Tuesday, June 13, 2006

I don't fit in

I've never quite understood this.
I don't fit in.

It doesn't really bother me so much now as it fascinates me. Some people fit in. I don't fit in anywhere, so I fit in everywhere.
If I were placed in a room with several different types of people, I could socialize with them all. But I wouldn't belong to any of their groups.
This is the little luggage I carry when I think of attending writer's groups or conferences. It's what keeps me from trucking it up to the city to go to OWFI. The feeling that I'll arrive up there and look like an absolute idiot.
I'm afraid I'll show up, and they'll look at me like "What in the blue hell is your hick ass doing here?" When I could just stay at home and have my hick ass working. And not feel so out of place.
I'm not polished. At all. I say what I mean. Never in a hurtful way. But very plainspoken. I think that shocks people. If I'm in a line at Wal-Mart, I get to the register, and the cashier asks, "How are you doing?" I'll tell him/her. "Ready to go home." "Tired." "Ready to give my children away." There's always a pause. And then laughter.
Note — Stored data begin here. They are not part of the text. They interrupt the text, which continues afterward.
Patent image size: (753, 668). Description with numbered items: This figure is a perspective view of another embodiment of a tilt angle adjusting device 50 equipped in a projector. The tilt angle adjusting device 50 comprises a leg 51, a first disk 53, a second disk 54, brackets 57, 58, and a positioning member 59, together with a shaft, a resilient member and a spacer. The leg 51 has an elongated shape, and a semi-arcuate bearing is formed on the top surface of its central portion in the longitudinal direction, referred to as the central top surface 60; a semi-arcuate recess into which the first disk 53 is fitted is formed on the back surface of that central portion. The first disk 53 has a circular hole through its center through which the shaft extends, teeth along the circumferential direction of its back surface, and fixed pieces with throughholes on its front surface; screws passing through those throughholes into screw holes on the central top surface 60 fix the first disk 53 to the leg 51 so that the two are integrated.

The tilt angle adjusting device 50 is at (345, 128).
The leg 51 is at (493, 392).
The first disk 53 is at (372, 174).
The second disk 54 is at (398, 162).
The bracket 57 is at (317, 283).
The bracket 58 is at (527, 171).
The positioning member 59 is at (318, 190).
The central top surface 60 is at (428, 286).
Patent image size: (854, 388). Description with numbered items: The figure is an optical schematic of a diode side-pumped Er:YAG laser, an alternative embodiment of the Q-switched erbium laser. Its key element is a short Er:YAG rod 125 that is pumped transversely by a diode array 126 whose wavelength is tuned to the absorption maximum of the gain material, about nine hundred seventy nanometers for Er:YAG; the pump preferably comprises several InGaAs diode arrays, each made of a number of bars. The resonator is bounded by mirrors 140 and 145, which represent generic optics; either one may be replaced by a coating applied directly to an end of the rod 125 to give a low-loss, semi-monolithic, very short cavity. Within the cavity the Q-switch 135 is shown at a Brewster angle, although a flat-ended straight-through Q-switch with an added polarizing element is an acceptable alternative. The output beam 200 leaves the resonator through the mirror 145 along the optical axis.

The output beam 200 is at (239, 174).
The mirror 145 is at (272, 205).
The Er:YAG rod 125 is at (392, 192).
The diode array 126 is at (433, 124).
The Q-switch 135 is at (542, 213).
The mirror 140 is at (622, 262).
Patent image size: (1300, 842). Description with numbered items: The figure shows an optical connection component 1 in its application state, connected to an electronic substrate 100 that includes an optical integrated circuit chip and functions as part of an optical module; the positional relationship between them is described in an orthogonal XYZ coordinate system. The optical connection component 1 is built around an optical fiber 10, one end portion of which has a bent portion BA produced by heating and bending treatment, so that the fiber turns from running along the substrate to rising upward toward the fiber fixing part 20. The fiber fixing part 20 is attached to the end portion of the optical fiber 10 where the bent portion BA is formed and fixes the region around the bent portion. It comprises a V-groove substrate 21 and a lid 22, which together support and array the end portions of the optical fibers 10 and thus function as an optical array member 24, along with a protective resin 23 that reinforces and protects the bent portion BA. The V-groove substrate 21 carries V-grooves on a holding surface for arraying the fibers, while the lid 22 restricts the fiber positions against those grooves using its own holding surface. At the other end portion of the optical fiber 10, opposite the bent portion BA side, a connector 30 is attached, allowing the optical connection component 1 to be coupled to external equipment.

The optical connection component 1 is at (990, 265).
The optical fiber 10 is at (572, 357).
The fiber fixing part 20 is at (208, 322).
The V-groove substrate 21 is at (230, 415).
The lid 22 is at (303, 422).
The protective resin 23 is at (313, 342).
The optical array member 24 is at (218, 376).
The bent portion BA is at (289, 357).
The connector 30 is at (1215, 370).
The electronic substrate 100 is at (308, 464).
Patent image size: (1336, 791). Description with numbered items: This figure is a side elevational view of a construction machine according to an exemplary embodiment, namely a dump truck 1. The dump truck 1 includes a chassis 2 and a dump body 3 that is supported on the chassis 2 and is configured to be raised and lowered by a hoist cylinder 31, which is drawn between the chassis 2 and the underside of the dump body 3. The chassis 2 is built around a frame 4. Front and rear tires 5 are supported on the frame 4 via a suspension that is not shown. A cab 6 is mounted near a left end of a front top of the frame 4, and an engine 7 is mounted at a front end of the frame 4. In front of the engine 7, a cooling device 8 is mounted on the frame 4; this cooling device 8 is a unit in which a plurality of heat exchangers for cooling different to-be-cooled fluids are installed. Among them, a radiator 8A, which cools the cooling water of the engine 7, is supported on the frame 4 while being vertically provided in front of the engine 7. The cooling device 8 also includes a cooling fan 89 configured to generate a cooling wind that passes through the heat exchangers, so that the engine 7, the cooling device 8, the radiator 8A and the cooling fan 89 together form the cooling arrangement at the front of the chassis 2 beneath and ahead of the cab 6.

Because they feel the same way.
No need to say "Fine" when I'm not.
Many reviewers ask me..."What part of you is in your characters?" THIS ONE. Always this one. Plainspoken. Honest. And that not-quite-fitting-in feel. Until the characters find that someone who doesn't fit in either. But complements them. Two halves of a whole. Complete.

This doesn't help my "fitting in" issue. But I'm not so concerned about that as I am people who sacrifice pieces of themselves to find acceptance. What cost acceptance if not all of you is accepted?

Off the chat box. Onto other things.
I see I was quote happy in my post. *grins* Insert Oklahoma twang when you read that.
I'll be working on my Contemporary Erotic Romance today. And possibly Book 1 in a Paranormal series.
Also, I'm part of a chat tonight at Coffee Time Romance. I thought it was last night and found myself in the chat room by myself. Long day, people. LONG DAY. So now I have my days straight and may actually show up when everyone else does.
There are four or five of us who will be chatting about the LOVE An Anthology from Whiskey Creek Press. I've got two stories in there. One about a man and his Muse. The other about a scarred woman and her attempt to heal herself and find love. The chat is at 9 pm EST at the site. Stop by if you like.
Grins*

7 comments:

Anonymous said...

Hmm, man and his muse, eh? Something I might be able to relate to I think.

Crystal* said...

Bryan: Only if you and Gabby are going to fall madly in love. *grins*
Crystal*

Rene said...

I don't fit in either. I'm either too normal or too out there. Seems like an odd position, but there you are. I think that is why I like the blogging community so much, they accept me for what I am.

Anonymous said...

I need to join the Don't Fit In club, too. :)

Anonymous said...

I suppose I would actually fit in to the Don't Fit In Club. I mean how many men are writing romances these days? Could you see me at a convention?

As far as falling in love with Gabby, well, it wouldn't be hard to do, but that would be a difficult HEA unless I was happily committed to an asylum so we could spend the rest of our lives together. Hmm.

Crystal* said...

Rene: God love the Internet. I rather fit in here myself. I think. *grins*
Tori: Membership accepted. Step right in.
Bryan: Are you kidding? Women would LOVE you at a convention. I think we're fascinated by those that we usually don't perceive as romance writers...writing it. I am, anyway.
As far as Gabby...I see your point. I've heard asylums are kind of quiet. Could be conducive to writing. *snicker*
Crystal*

Lyvvie said...

You and I could sit and not fit in together.